Cities are failing children, UNICEF warns in ‘The State of the World’s Children 2012: Children in an Urban World.’ The annual report on the issues and situations that children face, which was launched on Tuesday last, noted that globally, there are more urban children than ever before and that the overwhelmed cities in many cases prove to be dangerous, especially for poor children.
Sixteen years ago, the United Nations Population Fund (UNFPA) had pointed to the growing urban shift in its annual State of the World’s Population report, noting that as more rural dwellers sought the ‘better life’ they felt was possible in cities, the dynamics would change. There would be need for planning to cater for the deluge of new city residents; housing, always a difficulty in cities, would be overburdened and water and sewerage facilities overtaxed. The report, titled ‘Changing Places: Population, Develop-ment and the Urban Future,’ examined how cities, particularly in developing countries, were expanding population-wise and cautioned that the impending challenges could be daunting. Planning would be needed, it said, to ensure adequate infrastructure, housing, employment and social services, given that urban poverty was already extremely high.
Sixteen years would have been enough time to expand social services and improve infrastructure had any heed been paid to the UNFPA’s predictions. In fact, in 16 years, new cities could have been built.
Instead, today, UNICEF is left to bemoan the plight of many urban children. It notes that more than a billion children in the world now live in cities and towns and while for some there are the distinct advantages of access to the best educational, medical and recreational facilities, the poorest who are in the majority, are privileged only to live in the vicinity of these.
Poor urban children are denied such essentials as electricity, clean water and health care; are forced into dangerous and exploitative work instead of being able to attend school; face the constant threat of eviction, since their parents are squatters; and are acutely vulnerable to abuse, disease and disaster because of their cramped living conditions.
In Georgetown, where environmental disaster constantly hovers on account of the garbage problems, stagnant drains, failing sewerage system and uncertain water supply, the risk to children living in areas such as Tiger Bay and the various squatter shacks on the embankment of trenches in Ruimveldt and other areas cannot be overemphasized. There are so-called landlords too, in South Georgetown slum areas, charging exorbitant rents for tiny one-room hovels with no water or electricity, and where families of five and more live practically on top of each other.

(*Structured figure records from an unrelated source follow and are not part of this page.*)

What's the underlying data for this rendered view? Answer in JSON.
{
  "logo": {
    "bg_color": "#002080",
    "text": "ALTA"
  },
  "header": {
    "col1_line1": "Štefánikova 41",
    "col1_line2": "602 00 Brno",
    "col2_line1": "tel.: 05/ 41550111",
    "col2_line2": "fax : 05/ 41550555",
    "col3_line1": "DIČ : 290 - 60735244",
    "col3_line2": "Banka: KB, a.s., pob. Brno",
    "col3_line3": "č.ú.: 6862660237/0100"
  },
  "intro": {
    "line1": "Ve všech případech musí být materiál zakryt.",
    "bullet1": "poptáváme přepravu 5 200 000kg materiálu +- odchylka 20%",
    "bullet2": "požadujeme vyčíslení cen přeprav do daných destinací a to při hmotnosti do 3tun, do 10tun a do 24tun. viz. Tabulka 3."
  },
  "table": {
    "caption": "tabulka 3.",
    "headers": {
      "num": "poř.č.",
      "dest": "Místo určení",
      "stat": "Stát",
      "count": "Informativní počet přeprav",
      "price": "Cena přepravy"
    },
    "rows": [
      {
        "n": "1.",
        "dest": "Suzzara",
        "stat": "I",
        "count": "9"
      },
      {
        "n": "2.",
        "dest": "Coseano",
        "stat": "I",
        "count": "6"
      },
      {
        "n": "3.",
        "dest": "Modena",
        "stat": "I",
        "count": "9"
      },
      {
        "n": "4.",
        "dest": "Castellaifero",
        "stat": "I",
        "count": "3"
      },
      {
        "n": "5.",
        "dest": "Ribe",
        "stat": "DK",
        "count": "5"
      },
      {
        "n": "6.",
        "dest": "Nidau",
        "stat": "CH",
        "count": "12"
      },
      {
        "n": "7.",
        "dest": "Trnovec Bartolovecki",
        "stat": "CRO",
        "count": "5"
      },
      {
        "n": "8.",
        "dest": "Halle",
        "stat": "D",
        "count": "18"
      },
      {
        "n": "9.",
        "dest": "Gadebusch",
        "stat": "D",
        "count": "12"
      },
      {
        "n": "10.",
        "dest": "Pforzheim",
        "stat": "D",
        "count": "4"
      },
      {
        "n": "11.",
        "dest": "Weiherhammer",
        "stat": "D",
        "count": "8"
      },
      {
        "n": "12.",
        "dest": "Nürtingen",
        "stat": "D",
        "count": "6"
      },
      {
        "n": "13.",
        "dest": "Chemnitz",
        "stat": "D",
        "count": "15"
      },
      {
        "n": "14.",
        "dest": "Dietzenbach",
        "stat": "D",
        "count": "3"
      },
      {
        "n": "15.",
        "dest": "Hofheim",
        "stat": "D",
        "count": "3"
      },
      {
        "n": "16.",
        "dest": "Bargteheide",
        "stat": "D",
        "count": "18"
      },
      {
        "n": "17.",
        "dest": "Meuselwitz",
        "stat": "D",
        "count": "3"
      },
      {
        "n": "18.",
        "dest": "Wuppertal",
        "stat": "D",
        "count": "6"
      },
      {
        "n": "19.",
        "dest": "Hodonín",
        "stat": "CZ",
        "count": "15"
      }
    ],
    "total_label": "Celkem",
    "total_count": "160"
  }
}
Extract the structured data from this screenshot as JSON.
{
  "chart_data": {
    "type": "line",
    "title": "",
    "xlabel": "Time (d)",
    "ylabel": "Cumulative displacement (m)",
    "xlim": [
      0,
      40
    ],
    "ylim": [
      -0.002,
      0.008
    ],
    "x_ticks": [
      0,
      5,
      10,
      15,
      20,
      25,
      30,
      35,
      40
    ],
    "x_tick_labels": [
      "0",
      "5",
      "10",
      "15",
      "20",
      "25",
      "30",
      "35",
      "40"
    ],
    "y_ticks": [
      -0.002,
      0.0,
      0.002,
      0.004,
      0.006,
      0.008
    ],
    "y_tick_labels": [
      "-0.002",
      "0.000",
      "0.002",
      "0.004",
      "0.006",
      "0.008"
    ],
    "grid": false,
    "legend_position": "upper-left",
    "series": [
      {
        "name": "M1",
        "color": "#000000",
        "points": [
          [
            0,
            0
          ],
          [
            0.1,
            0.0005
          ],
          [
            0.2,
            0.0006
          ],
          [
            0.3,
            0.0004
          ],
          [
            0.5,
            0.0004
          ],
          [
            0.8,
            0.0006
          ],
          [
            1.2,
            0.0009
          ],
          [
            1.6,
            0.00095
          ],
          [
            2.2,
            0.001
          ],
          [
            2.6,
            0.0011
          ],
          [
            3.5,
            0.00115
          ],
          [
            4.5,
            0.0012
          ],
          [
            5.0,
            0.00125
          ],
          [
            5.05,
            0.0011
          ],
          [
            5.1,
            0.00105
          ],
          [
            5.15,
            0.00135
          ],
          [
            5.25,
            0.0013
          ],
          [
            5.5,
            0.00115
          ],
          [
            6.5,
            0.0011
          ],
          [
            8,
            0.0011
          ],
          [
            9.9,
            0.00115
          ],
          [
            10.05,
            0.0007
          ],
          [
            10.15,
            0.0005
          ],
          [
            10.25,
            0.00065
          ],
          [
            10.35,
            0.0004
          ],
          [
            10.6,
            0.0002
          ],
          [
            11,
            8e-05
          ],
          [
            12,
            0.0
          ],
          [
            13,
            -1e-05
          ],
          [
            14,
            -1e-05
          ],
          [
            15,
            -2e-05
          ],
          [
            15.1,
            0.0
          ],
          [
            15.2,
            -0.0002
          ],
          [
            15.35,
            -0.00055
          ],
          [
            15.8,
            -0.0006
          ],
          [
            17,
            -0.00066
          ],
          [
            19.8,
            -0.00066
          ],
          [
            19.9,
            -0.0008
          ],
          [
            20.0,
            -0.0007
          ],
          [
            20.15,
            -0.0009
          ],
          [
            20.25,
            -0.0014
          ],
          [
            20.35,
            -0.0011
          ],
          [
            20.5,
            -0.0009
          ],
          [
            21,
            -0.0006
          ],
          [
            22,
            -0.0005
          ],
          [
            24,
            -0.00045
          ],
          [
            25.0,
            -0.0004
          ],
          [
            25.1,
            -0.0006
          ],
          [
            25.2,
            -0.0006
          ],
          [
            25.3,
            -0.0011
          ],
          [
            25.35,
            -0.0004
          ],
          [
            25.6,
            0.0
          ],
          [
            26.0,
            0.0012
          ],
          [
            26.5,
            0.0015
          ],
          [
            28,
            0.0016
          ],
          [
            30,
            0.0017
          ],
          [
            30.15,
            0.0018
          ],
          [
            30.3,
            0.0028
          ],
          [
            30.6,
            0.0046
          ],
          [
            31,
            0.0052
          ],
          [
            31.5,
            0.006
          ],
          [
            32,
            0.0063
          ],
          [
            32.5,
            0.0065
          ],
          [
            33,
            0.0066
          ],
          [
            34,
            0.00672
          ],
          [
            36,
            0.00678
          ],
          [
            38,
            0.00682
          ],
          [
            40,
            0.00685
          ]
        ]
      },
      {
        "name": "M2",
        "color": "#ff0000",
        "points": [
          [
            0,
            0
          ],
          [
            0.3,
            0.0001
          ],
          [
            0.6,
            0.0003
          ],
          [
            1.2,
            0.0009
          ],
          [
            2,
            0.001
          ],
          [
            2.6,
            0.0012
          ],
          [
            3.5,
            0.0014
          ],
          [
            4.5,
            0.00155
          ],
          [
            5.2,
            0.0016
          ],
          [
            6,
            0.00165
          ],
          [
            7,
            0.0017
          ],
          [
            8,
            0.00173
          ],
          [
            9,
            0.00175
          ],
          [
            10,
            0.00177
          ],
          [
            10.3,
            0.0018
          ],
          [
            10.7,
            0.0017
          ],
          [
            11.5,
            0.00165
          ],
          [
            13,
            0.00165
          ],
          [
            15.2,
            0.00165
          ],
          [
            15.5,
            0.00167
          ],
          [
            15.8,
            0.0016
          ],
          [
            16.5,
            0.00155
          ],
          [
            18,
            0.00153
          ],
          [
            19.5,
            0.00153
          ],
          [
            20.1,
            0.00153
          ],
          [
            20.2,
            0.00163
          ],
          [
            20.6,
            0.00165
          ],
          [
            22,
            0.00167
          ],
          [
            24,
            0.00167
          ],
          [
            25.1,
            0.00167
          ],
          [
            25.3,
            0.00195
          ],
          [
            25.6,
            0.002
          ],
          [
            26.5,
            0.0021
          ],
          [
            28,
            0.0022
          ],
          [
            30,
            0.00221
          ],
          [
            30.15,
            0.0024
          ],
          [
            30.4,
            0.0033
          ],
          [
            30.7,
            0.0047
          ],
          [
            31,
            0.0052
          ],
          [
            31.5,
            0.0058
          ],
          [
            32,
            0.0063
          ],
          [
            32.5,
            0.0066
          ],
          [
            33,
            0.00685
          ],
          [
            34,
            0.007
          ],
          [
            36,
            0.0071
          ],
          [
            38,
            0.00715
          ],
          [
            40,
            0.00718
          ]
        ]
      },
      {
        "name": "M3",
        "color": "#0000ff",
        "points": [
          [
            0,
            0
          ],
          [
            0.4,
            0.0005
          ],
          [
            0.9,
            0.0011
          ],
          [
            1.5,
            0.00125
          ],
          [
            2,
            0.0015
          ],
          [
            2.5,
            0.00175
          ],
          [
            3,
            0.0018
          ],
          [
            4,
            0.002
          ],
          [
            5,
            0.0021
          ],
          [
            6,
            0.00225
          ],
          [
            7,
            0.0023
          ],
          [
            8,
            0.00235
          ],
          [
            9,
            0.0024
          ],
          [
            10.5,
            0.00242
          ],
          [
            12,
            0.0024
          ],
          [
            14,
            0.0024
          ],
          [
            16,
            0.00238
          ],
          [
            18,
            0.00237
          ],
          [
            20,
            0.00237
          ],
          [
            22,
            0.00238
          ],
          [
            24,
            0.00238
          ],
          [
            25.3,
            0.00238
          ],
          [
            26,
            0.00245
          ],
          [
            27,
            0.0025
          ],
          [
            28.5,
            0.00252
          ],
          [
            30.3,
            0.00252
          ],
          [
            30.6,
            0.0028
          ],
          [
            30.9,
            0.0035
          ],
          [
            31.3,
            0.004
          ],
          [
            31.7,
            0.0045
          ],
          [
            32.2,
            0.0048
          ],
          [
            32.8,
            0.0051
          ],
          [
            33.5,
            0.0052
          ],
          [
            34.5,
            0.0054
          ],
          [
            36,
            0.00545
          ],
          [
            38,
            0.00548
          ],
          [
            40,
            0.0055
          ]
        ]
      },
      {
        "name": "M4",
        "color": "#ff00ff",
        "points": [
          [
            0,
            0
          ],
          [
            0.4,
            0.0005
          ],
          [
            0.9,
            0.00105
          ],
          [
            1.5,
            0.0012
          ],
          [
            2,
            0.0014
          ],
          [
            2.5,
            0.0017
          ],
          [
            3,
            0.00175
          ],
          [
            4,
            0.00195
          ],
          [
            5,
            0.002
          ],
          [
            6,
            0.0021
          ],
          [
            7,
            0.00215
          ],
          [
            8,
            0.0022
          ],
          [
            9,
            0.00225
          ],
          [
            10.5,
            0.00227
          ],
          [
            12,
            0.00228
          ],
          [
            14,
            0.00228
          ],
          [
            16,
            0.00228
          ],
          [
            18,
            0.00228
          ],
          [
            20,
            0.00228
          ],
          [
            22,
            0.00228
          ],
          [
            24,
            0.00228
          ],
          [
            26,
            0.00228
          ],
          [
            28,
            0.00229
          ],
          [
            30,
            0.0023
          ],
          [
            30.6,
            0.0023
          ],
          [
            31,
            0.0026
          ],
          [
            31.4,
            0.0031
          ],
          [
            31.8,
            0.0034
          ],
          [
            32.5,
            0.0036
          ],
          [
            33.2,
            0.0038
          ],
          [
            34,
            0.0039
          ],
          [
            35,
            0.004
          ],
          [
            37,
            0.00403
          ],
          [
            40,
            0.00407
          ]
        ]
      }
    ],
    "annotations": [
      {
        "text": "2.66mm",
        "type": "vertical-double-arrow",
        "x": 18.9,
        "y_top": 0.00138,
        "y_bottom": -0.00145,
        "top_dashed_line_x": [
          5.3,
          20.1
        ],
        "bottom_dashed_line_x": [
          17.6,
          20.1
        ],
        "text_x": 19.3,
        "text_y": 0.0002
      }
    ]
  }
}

What is unfortunate is that many families in Guyana, who exchange their rural existence for an urban one, do so in pursuit of a better life. Rural residents constantly complain that much of what they require in order to live comfortable lives remains centred in the city. Parents want their children to have access to ‘good schools’ and modern medical facilities. Or they move because there are no jobs available in the rural areas where they live. In addition, farming, which for many ‘ruralites’ was a means of earning their daily bread, has now become an expensive and unsure undertaking. Annual flooding in former arable areas has drowned and washed away crop after crop, frustrating farmers and putting them seriously out of pocket. Farmers’ children, in many cases, have very little incentive to follow in their parents’ footsteps and opt instead to take the urban trek only to find out that not only is the grass not greener, there is very little of it.
‘The State of the World’s Children 2012: Children in an Urban World’ report urges that action be taken to “understand the scale and nature of poverty and exclusion affecting children in urban areas” and identify and remove the barriers to inclusion. Like the UNFPA did 16 years ago, it calls for urban planning, infrastructure development, service delivery and broader efforts to reduce poverty and inequality to meet the particular needs and priorities of children. It also recommends partnerships between government and the urban poor, especially children and young people, among other things, for fairer, more nurturing cities and societies for all people – starting with children.
While Georgetown needs a great deal of effort to halt its own failure, whoever eventually handles the gargantuan task of fixing this city, should also take these recommendations on board.